Implications and Theoretical Significance
The paper's findings have substantive implications for both practical deployment and foundational LLM research:
- Regulatory and Fiduciary Compliance: Current LLMs, even with tool augmentation, cannot be presumed compliant with legal standards mandating holistic, individualized investment advice. Reliance on self-reported risk tolerance is particularly problematic given its well-known volatility and unreliability as a proxy for true risk preference.
- Behavioral Anchoring and Shortcut Learning: The behavior observed aligns with broader findings on shortcut learning in deep neural networks: LLMs systematically favor heuristics over full-context reasoning, mirroring cognitive biases such as anchoring and framing documented elsewhere in the literature (e.g., Suri et al., 2024; Malberg et al., 2025).
- Limitations of Model Scaling and Tool Use: Increases in parameter count or augmentation with retrieval tools do not guarantee deeper integration of contextual information or more suitable personalization. Output quality metrics alone are insufficient for regulatory or practical assurance; population-level input sensitivity auditing is necessary.
- Evaluation Paradigms: The diagnostic pipeline presented advances the LLM evaluation paradigm by introducing a reproducible method for surfacing and quantifying insensitivity to input diversity—a criterion often invisible to standard benchmarks.
Future Research Directions
Several promising avenues are identified for advancement:
- Model Family Comparisons: Systematic auditing across open-source and closed-source LLMs, as well as non-GPT architectures, to ascertain the generality of heuristic collapse.

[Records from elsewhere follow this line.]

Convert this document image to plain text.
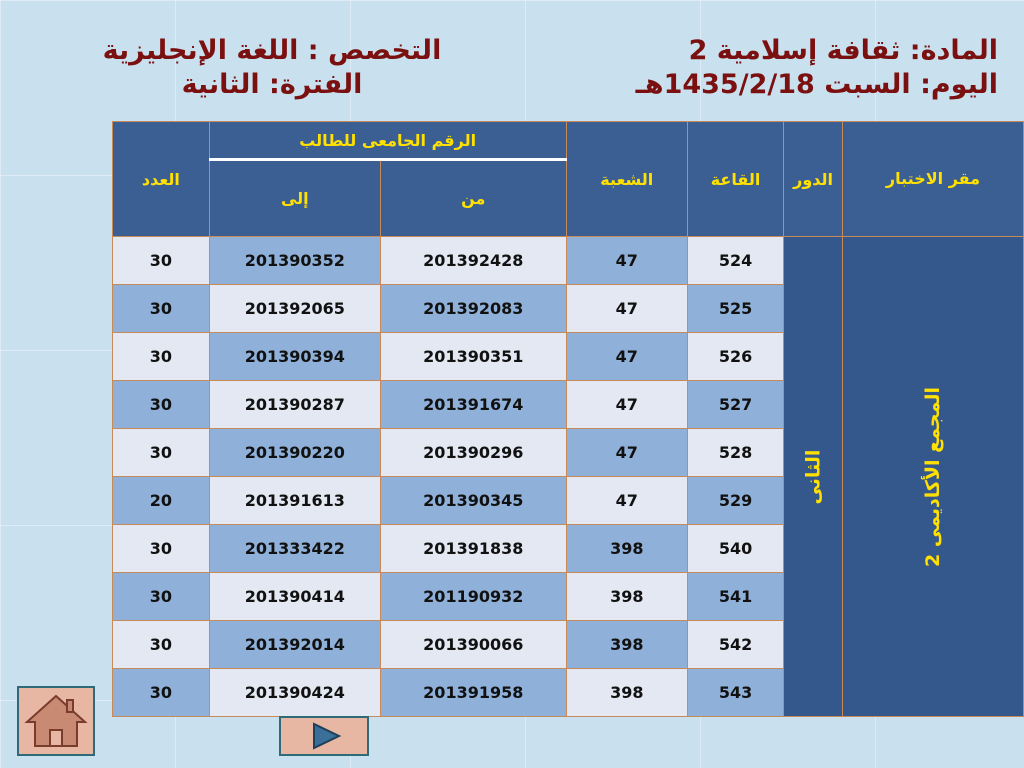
المادة: ثقافة إسلامية 2
اليوم: السبت 1435/2/18هـ
التخصص : اللغة الإنجليزية
الفترة: الثانية
العدد	الرقم الجامعى للطالب		الشعبة	القاعة	الدور	مقر الاختبار
	إلى	من				
30	201390352	201392428	47	524	الثانى	المجمع الأكاديمى 2
30	201392065	201392083	47	525		
30	201390394	201390351	47	526		
30	201390287	201391674	47	527		
30	201390220	201390296	47	528		
20	201391613	201390345	47	529		
30	201333422	201391838	398	540		
30	201390414	201190932	398	541		
30	201392014	201390066	398	542		
30	201390424	201391958	398	543		
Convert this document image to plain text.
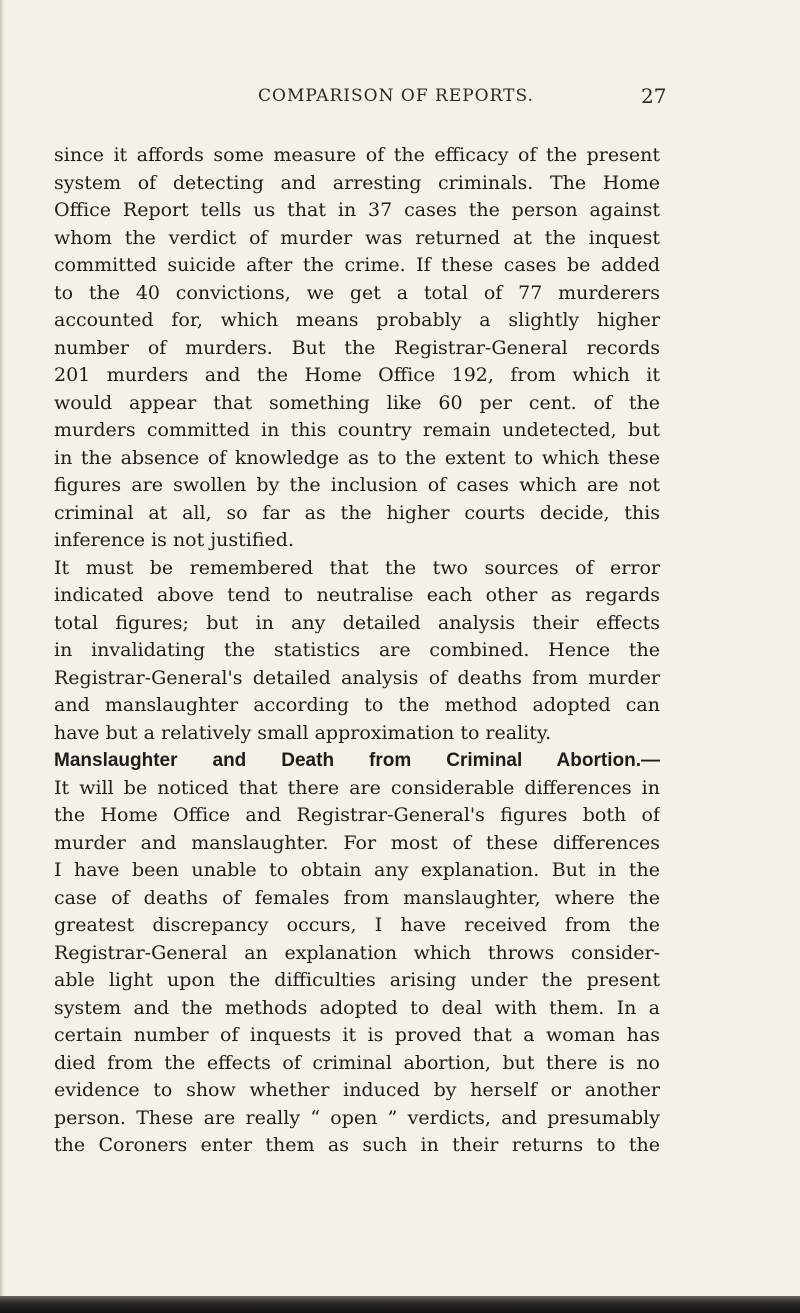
COMPARISON OF REPORTS.	27
since it affords some measure of the efficacy of the present
system of detecting and arresting criminals. The Home
Office Report tells us that in 37 cases the person against
whom the verdict of murder was returned at the inquest
committed suicide after the crime. If these cases be added
to the 40 convictions, we get a total of 77 murderers
accounted for, which means probably a slightly higher
number of murders. But the Registrar-General records
201 murders and the Home Office 192, from which it
would appear that something like 60 per cent. of the
murders committed in this country remain undetected, but
in the absence of knowledge as to the extent to which these
figures are swollen by the inclusion of cases which are not
criminal at all, so far as the higher courts decide, this
inference is not justified.
It must be remembered that the two sources of error
indicated above tend to neutralise each other as regards
total figures; but in any detailed analysis their effects
in invalidating the statistics are combined. Hence the
Registrar-General's detailed analysis of deaths from murder
and manslaughter according to the method adopted can
have but a relatively small approximation to reality.
Manslaughter and Death from Criminal Abortion.—
It will be noticed that there are considerable differences in
the Home Office and Registrar-General's figures both of
murder and manslaughter. For most of these differences
I have been unable to obtain any explanation. But in the
case of deaths of females from manslaughter, where the
greatest discrepancy occurs, I have received from the
Registrar-General an explanation which throws consider-
able light upon the difficulties arising under the present
system and the methods adopted to deal with them. In a
certain number of inquests it is proved that a woman has
died from the effects of criminal abortion, but there is no
evidence to show whether induced by herself or another
person. These are really “ open ” verdicts, and presumably
the Coroners enter them as such in their returns to the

- Intervention Strategies: Fine-tuning, multi-turn conversational prompting, and structured information elicitation should be examined for their efficacy in mitigating heuristic collapse.
- Realistic Data Validation: Extending analysis from synthetic profiles to real-world investor data will be vital for external validation.

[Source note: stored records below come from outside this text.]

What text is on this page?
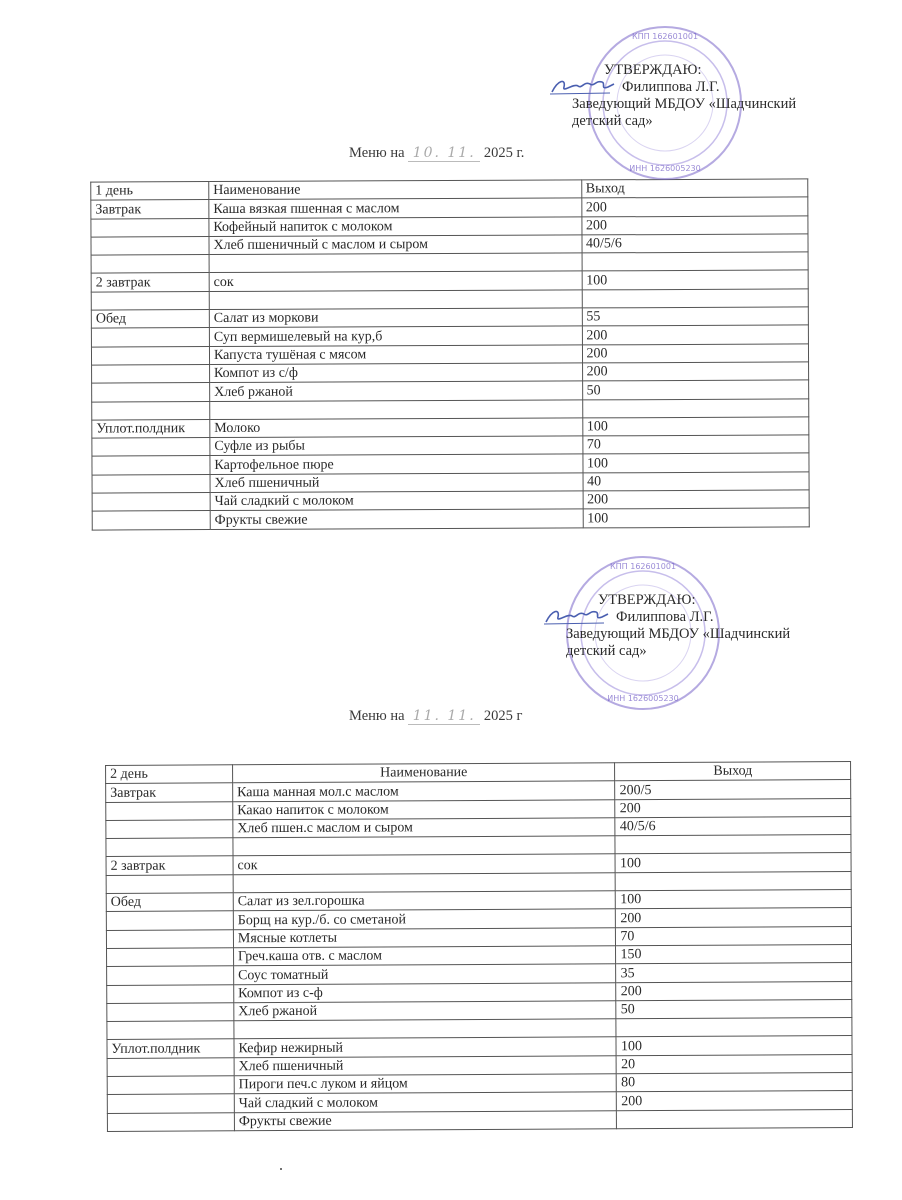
КПП 162601001
ИНН 1626005230
УТВЕРЖДАЮ:
Филиппова Л.Г.
Заведующий МБДОУ «Шадчинский
детский сад»
Меню на 10. 11. 2025 г.
1 день	Наименование	Выход
Завтрак	Каша вязкая пшенная с маслом	200
	Кофейный напиток с молоком	200
	Хлеб пшеничный с маслом и сыром	40/5/6

2 завтрак	сок	100

Обед	Салат из моркови	55
	Суп вермишелевый на кур,б	200
	Капуста тушёная с мясом	200
	Компот из с/ф	200
	Хлеб ржаной	50

Уплот.полдник	Молоко	100
	Суфле из рыбы	70
	Картофельное пюре	100
	Хлеб пшеничный	40
	Чай сладкий с молоком	200
	Фрукты свежие	100
КПП 162601001
ИНН 1626005230
УТВЕРЖДАЮ:
Филиппова Л.Г.
Заведующий МБДОУ «Шадчинский
детский сад»
Меню на 11. 11. 2025 г
2 день	Наименование	Выход
Завтрак	Каша манная мол.с маслом	200/5
	Какао напиток с молоком	200
	Хлеб пшен.с маслом и сыром	40/5/6

2 завтрак	сок	100

Обед	Салат из зел.горошка	100
	Борщ на кур./б. со сметаной	200
	Мясные котлеты	70
	Греч.каша отв. с маслом	150
	Соус томатный	35
	Компот из с-ф	200
	Хлеб ржаной	50

Уплот.полдник	Кефир нежирный	100
	Хлеб пшеничный	20
	Пироги печ.с луком и яйцом	80
	Чай сладкий с молоком	200
	Фрукты свежие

- Generalization to Other Domains: Heuristic collapse in LLMs likely extends to medical, legal, and educational recommendation systems; domain-specific adaptations of the auditing pipeline will be necessary.
Conclusion
The study demonstrates that LLMs, when tasked with investment advice, exhibit systematic heuristic collapse—outputs are primarily driven by a single feature, rendering most of the user's context functionally ignored. Augmentation with web search partially reduces, but does not eliminate, this failure mode and often homogenizes advice across clients. These findings indicate that merely improving output quality or enabling access to external data is insufficient for fiduciary, individualized decision-making. Instead, explicit auditing of input sensitivity and context integration is essential before LLMs can be reliably deployed in high-stakes advisory domains.